The front part of a building may be 8 or 10 feet above the street, but the back side could only be 3 or 4 feet above it.

He showed us around some of the old churches. One dates back to the 13th century. The others were newer. LOL 15-16th century. There were once 42 churches on site.

He explained that in the Ottoman days the property tax was based on the size of the house as it sits on the ground. That is why all the old houses had the second floor bigger than the ground floor.

We walked up to an observation deck, perhaps the remains of one of the 24 towers that used to sit along the old walls. We had a commanding view of the old quarters and the bridge. We saw a church and a mosque sharing the same square, demonstrating the harmony between the two religions.

The walk back down the other side of the mountain had us walking along a cypress lined street.

We walked pas the Gate of Pasha, which was built in the latter part of the 18th century by the same guy (Ahmet Kurt Pasha) who built the Gorica Bridge.

Past the gate and inside the courtyard, was the former Palace of the Pasha. Incredibly, the palace was in use until 1945.

We headed to the square that we had seen from the lookout at the Castle. The church was the Cathedral of St. Demetrius. The original Cathedral was build after a devastating earthquake in 1851 that claimed 400 lives. The inhabitants vowed to build a church dedicated to St. Demetrius to seek protection against future disasters. Unfortunately it was demolished during Albania’s communist era and replaced by a government building. After the fall of communism, and the resurgence of religious freedom, the Orthodox Church in Albania spearheaded the rebuilding of many damaged sites, including this one. It was very austere, with wooden chairs, not pews. There were not many pictures on the walls. However, the alter was very nice. For a newly built church, it did have the look and feel of a much older one.

Outside of the church there were brightly decorated candles for sale in preparation for the upcoming Easter celebration. There were also lots of egg shaped candles.

Across the square was the Lead Mosque. The name comes from the lead coating on the sphere shaped domes. It was built in the 1530s and somehow managed to remain standing despite the communist rule. The inside was quite plain but it had really nice, colourful and modern looking windows.
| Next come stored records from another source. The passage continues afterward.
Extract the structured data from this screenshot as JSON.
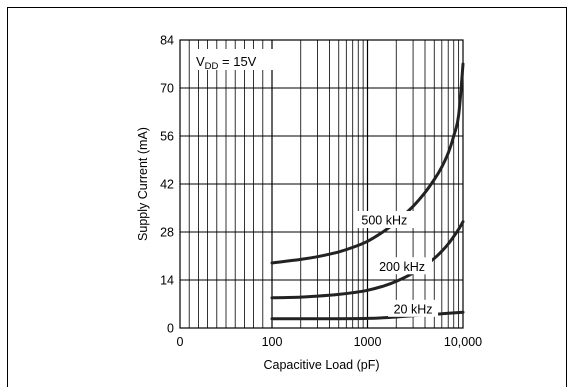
{
  "chart_data": {
    "type": "line",
    "xlabel": "Capacitive Load (pF)",
    "ylabel": "Supply Current (mA)",
    "x_tick_labels": [
      "0",
      "100",
      "1000",
      "10,000"
    ],
    "x_scale": "log (from 100 pF)",
    "x_ticks": [
      100,
      1000,
      10000
    ],
    "ylim": [
      0,
      84
    ],
    "y_ticks": [
      0,
      14,
      28,
      42,
      56,
      70,
      84
    ],
    "grid": true,
    "annotation": {
      "prefix": "V",
      "sub": "DD",
      "suffix": " = 15V"
    },
    "series": [
      {
        "name": "500 kHz",
        "color": "#222222",
        "x": [
          100,
          200,
          300,
          500,
          700,
          1000,
          1500,
          2000,
          3000,
          4000,
          5000,
          6000,
          7000,
          8000,
          9000,
          10000
        ],
        "y": [
          19,
          20,
          20.8,
          22.2,
          23.5,
          25.3,
          28.3,
          31,
          35.5,
          39.5,
          43.3,
          47,
          51,
          56,
          62,
          77
        ]
      },
      {
        "name": "200 kHz",
        "color": "#222222",
        "x": [
          100,
          200,
          300,
          500,
          700,
          1000,
          1500,
          2000,
          3000,
          4000,
          5000,
          6000,
          7000,
          8000,
          9000,
          10000
        ],
        "y": [
          8.8,
          9,
          9.3,
          9.8,
          10.3,
          11,
          12.3,
          13.6,
          16,
          18.2,
          20.3,
          22.4,
          24.5,
          26.7,
          28.8,
          31
        ]
      },
      {
        "name": "20 kHz",
        "color": "#222222",
        "x": [
          100,
          300,
          500,
          1000,
          2000,
          3000,
          5000,
          7000,
          10000
        ],
        "y": [
          2.7,
          2.7,
          2.7,
          2.8,
          3.2,
          3.6,
          4.0,
          4.3,
          4.6
        ]
      }
    ]
  }
}
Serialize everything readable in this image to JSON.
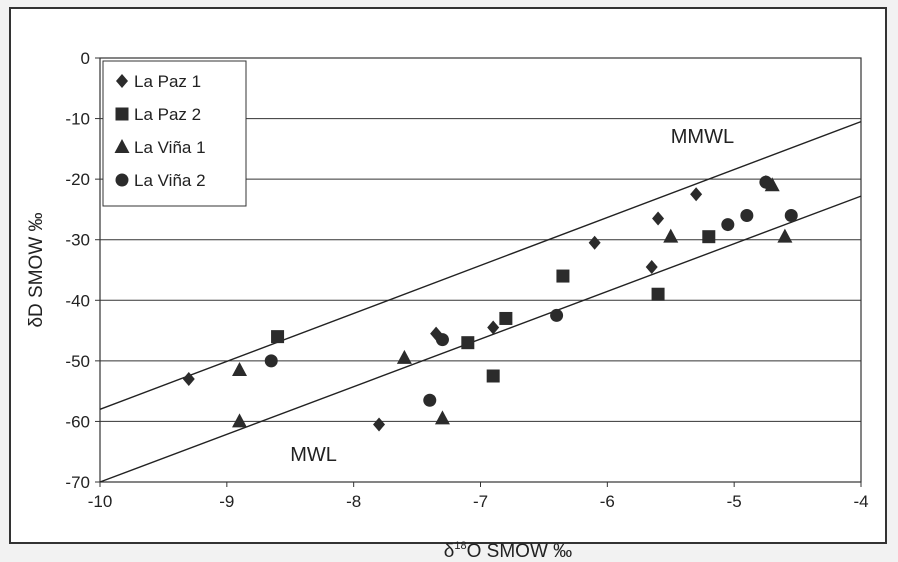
{
  "chart_data": {
    "type": "scatter",
    "xlabel": "δ18O SMOW ‰",
    "xlabel_main": "δ",
    "xlabel_sup": "18",
    "xlabel_rest": "O SMOW ‰",
    "ylabel": "δD SMOW ‰",
    "xlim": [
      -10,
      -4
    ],
    "ylim": [
      -70,
      0
    ],
    "x_ticks": [
      -10,
      -9,
      -8,
      -7,
      -6,
      -5,
      -4
    ],
    "y_ticks": [
      0,
      -10,
      -20,
      -30,
      -40,
      -50,
      -60,
      -70
    ],
    "grid": "horizontal",
    "legend_position": "top-left",
    "series": [
      {
        "name": "La Paz 1",
        "marker": "diamond",
        "points": [
          [
            -9.3,
            -53
          ],
          [
            -7.8,
            -60.5
          ],
          [
            -7.35,
            -45.5
          ],
          [
            -6.9,
            -44.5
          ],
          [
            -6.1,
            -30.5
          ],
          [
            -5.65,
            -34.5
          ],
          [
            -5.6,
            -26.5
          ],
          [
            -5.3,
            -22.5
          ],
          [
            -4.75,
            -20.5
          ]
        ]
      },
      {
        "name": "La Paz 2",
        "marker": "square",
        "points": [
          [
            -8.6,
            -46
          ],
          [
            -7.1,
            -47
          ],
          [
            -6.9,
            -52.5
          ],
          [
            -6.8,
            -43
          ],
          [
            -6.35,
            -36
          ],
          [
            -5.6,
            -39
          ],
          [
            -5.2,
            -29.5
          ]
        ]
      },
      {
        "name": "La Viña 1",
        "marker": "triangle",
        "points": [
          [
            -8.9,
            -51.5
          ],
          [
            -8.9,
            -60
          ],
          [
            -7.6,
            -49.5
          ],
          [
            -7.3,
            -59.5
          ],
          [
            -5.5,
            -29.5
          ],
          [
            -4.7,
            -21
          ],
          [
            -4.6,
            -29.5
          ]
        ]
      },
      {
        "name": "La Viña 2",
        "marker": "circle",
        "points": [
          [
            -8.65,
            -50
          ],
          [
            -7.4,
            -56.5
          ],
          [
            -7.3,
            -46.5
          ],
          [
            -6.4,
            -42.5
          ],
          [
            -5.05,
            -27.5
          ],
          [
            -4.9,
            -26
          ],
          [
            -4.75,
            -20.5
          ],
          [
            -4.55,
            -26
          ]
        ]
      }
    ],
    "lines": [
      {
        "label": "MMWL",
        "from": [
          -10,
          -58
        ],
        "to": [
          -4,
          -10.5
        ],
        "label_at": [
          -5.5,
          -14
        ]
      },
      {
        "label": "MWL",
        "from": [
          -10,
          -70
        ],
        "to": [
          -4,
          -22.8
        ],
        "label_at": [
          -8.5,
          -66.5
        ]
      }
    ]
  }
}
We went to the Medieval Centre, which used to be the city’s centre. The complex included the King Mosque which had a beautiful mezzanine and ceiling.

The Helviti Tekke (a prayer hall for the Sufi sect of Islam) was locked but had a window open, so I managed to snap a couple pictures through it.

The living quarters for the dervishes who performed religious ceremonies in the Tekke had two levels. The lower level was for the animals. It is now offices.

There were remnants of a few old graves. Some of the buildings go back to the 15th century. WWI and WWII were not kind to the centre and many of the buildings suffered significant damage. The school and library were destroyed.
From afar, we could see the dome of what looked like a big church. We headed in that direction only to find out it was the Colombo Hotel. It reminded me more of a legislature building, with its domed roof and columns.

We walked along the Osum River and through Osum Park back toward our Airbnb. We stopped in an artisan’s shop where we watched as he meticulously chiselled fantastic scenes out of a block of wood.

Other stand-out moments or observations:
There are tobacco shops everywhere. Lots of people smoke.

There are vending machines on the street selling snacks, drinks and cigarettes.

There are Kitkat and Oreo flavoured breakfast cereal.

The fruits and vegetables have a lot more flavour than those in Canada. Even the onions taste better.
We left our lovely little suite and headed to Vlore to have lunch with our friend, Gavin. (Albania-On the Road blog)
After that we headed to Gjirokaster.